Apple has fixed a huge vulnerability in the operating code that powers their franchise, which is available for download now.
The technology giant credited an anonymous researcher for alerting them about an out-of-bounds write issue that their latest patch fixes.
“An application may be able to execute arbitrary code with kernel privileges,” the company explained on a support page. “Apple is aware of a report that this issue may have been actively exploited.”
For the serious security vulnerability, the 15.6.1 fixes will cover iPhone 6s and later, iPad Pro (all models), iPad Air 2 and later, iPad 5th generation and later, iPad mini 4 and later, and iPod touch (7th generation).
Like a military colonel, the highest field level rank, a computer kernel is in charge of everything. Any order it processes is obeyed by the device’s operating system and takes precedence over other lower-level instructions. Gaining kernel privileges would allow bad actors to assume complete control of a hardware device to install malware and viruses and steal data such as banking information and passwords. A few lines of malicious code in the kernel could crash the computer or erase all data or both.
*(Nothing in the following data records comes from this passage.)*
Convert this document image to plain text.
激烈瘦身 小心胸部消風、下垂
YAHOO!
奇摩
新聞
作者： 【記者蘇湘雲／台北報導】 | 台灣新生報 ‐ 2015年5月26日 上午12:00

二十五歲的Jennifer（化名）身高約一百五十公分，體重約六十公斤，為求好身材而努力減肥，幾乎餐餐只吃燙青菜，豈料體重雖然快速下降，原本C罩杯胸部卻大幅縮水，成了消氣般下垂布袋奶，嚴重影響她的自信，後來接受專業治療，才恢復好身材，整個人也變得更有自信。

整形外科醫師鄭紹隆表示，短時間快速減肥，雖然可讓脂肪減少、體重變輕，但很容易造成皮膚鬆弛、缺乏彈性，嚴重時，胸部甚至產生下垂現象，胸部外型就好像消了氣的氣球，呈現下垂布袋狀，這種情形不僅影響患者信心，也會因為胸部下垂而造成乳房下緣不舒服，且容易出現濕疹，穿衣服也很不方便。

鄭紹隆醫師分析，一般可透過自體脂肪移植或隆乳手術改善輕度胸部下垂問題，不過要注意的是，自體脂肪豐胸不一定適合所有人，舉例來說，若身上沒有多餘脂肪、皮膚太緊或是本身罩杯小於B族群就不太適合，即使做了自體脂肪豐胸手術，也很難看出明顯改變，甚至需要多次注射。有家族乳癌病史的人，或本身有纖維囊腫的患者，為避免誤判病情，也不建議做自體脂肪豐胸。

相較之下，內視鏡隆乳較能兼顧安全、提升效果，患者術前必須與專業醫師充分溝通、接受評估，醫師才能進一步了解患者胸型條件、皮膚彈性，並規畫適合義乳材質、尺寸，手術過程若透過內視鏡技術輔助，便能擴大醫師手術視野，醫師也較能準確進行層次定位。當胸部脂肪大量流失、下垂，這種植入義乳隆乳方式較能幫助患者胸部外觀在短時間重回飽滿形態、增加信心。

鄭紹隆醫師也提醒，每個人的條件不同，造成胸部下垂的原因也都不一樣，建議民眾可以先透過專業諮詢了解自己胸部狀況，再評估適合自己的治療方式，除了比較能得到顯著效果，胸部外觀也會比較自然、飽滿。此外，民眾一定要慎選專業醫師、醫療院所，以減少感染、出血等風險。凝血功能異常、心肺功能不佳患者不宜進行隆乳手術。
The California-based tech company is notoriously secretive, preferring to unveil new products and technologies at theatrical company launch events. The company’s reputation for maintaining secrecy about products under development is probably envied by U.S. intelligence agencies.
“It’s very rare for them to go public like this, which means everyone should take this threat seriously and update as soon as they are able,” security specialist Brian Higgins explained to The Scotsman. “If Apple think it’s so serious that they need to go public, then if you haven’t already installed iOS 15.6.1 you need to go and do it right now.”
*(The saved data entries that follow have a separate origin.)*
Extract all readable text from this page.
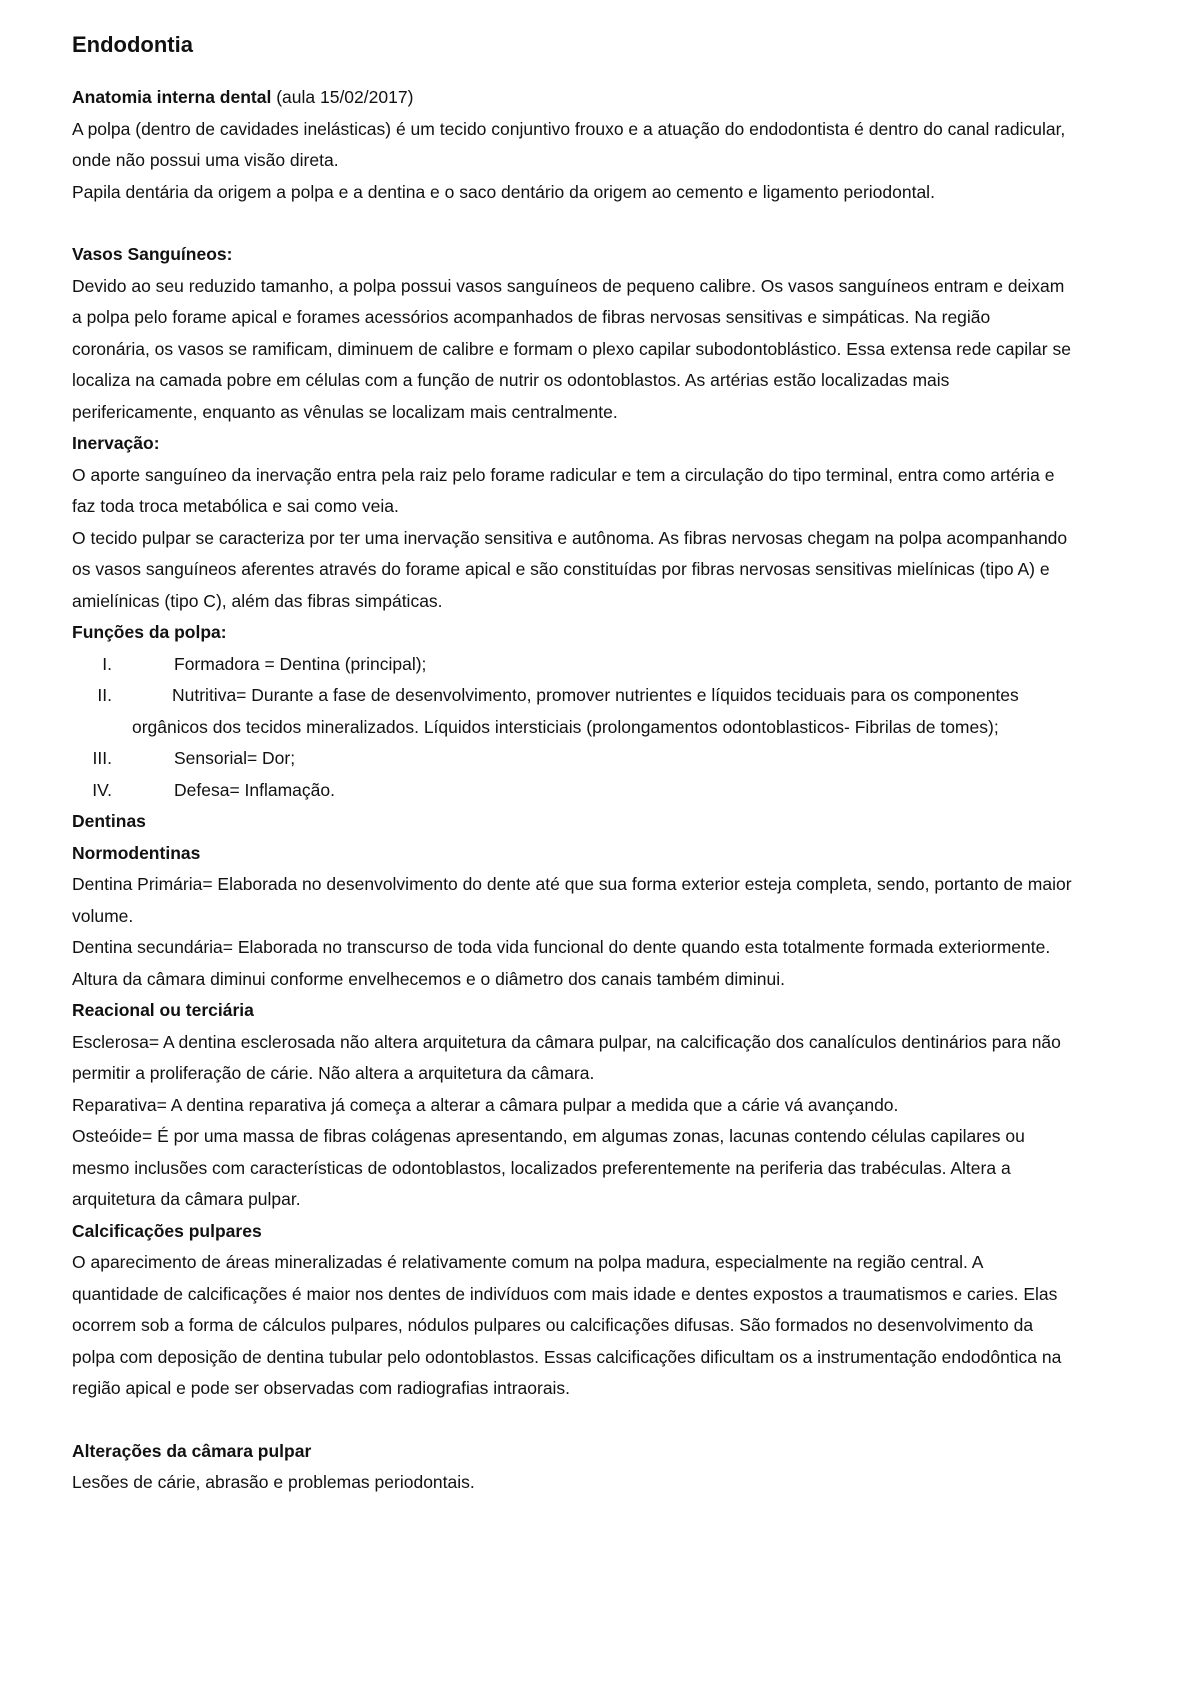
Endodontia

Anatomia interna dental (aula 15/02/2017)

A polpa (dentro de cavidades inelásticas) é um tecido conjuntivo frouxo e a atuação do endodontista é dentro do canal radicular, onde não possui uma visão direta.

Papila dentária da origem a polpa e a dentina e o saco dentário da origem ao cemento e ligamento periodontal.

Vasos Sanguíneos:

Devido ao seu reduzido tamanho, a polpa possui vasos sanguíneos de pequeno calibre. Os vasos sanguíneos entram e deixam a polpa pelo forame apical e forames acessórios acompanhados de fibras nervosas sensitivas e simpáticas. Na região coronária, os vasos se ramificam, diminuem de calibre e formam o plexo capilar subodontoblástico. Essa extensa rede capilar se localiza na camada pobre em células com a função de nutrir os odontoblastos. As artérias estão localizadas mais perifericamente, enquanto as vênulas se localizam mais centralmente.

Inervação:

O aporte sanguíneo da inervação entra pela raiz pelo forame radicular e tem a circulação do tipo terminal, entra como artéria e faz toda troca metabólica e sai como veia.

O tecido pulpar se caracteriza por ter uma inervação sensitiva e autônoma. As fibras nervosas chegam na polpa acompanhando os vasos sanguíneos aferentes através do forame apical e são constituídas por fibras nervosas sensitivas mielínicas (tipo A) e amielínicas (tipo C), além das fibras simpáticas.

Funções da polpa:

I.	Formadora = Dentina (principal);
II.	Nutritiva= Durante a fase de desenvolvimento, promover nutrientes e líquidos teciduais para os componentes orgânicos dos tecidos mineralizados. Líquidos intersticiais (prolongamentos odontoblasticos- Fibrilas de tomes);
III.	Sensorial= Dor;
IV.	Defesa= Inflamação.

Dentinas

Normodentinas

Dentina Primária= Elaborada no desenvolvimento do dente até que sua forma exterior esteja completa, sendo, portanto de maior volume.

Dentina secundária= Elaborada no transcurso de toda vida funcional do dente quando esta totalmente formada exteriormente. Altura da câmara diminui conforme envelhecemos e o diâmetro dos canais também diminui.

Reacional ou terciária

Esclerosa= A dentina esclerosada não altera arquitetura da câmara pulpar, na calcificação dos canalículos dentinários para não permitir a proliferação de cárie. Não altera a arquitetura da câmara.

Reparativa= A dentina reparativa já começa a alterar a câmara pulpar a medida que a cárie vá avançando.

Osteóide= É por uma massa de fibras colágenas apresentando, em algumas zonas, lacunas contendo células capilares ou mesmo inclusões com características de odontoblastos, localizados preferentemente na periferia das trabéculas. Altera a arquitetura da câmara pulpar.

Calcificações pulpares

O aparecimento de áreas mineralizadas é relativamente comum na polpa madura, especialmente na região central. A quantidade de calcificações é maior nos dentes de indivíduos com mais idade e dentes expostos a traumatismos e caries. Elas ocorrem sob a forma de cálculos pulpares, nódulos pulpares ou calcificações difusas. São formados no desenvolvimento da polpa com deposição de dentina tubular pelo odontoblastos. Essas calcificações dificultam os a instrumentação endodôntica na região apical e pode ser observadas com radiografias intraorais.

Alterações da câmara pulpar

Lesões de cárie, abrasão e problemas periodontais.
Cybereason Chief Security Officer Sam Curry cautioned against panic about the operating system vulnerability.
“While the vulnerability could allow threat actors to take full control of a device, stay calm and simply get control of your devices and download the software updates available from Apple,” advised Curry. “Do that and move on.”
“In a rare case, we will find out how threat actors were able to exploit the current vulnerabilities,” Curry continued. “Overall, follow Apple instructions if you think you are infected and consult your IT department at work, school, etc, as needed for more information.”
The U.S. cybersecurity cops at CISA encourage owners of affected Apple devices to install the latest fixes from the company to address the vulnerability.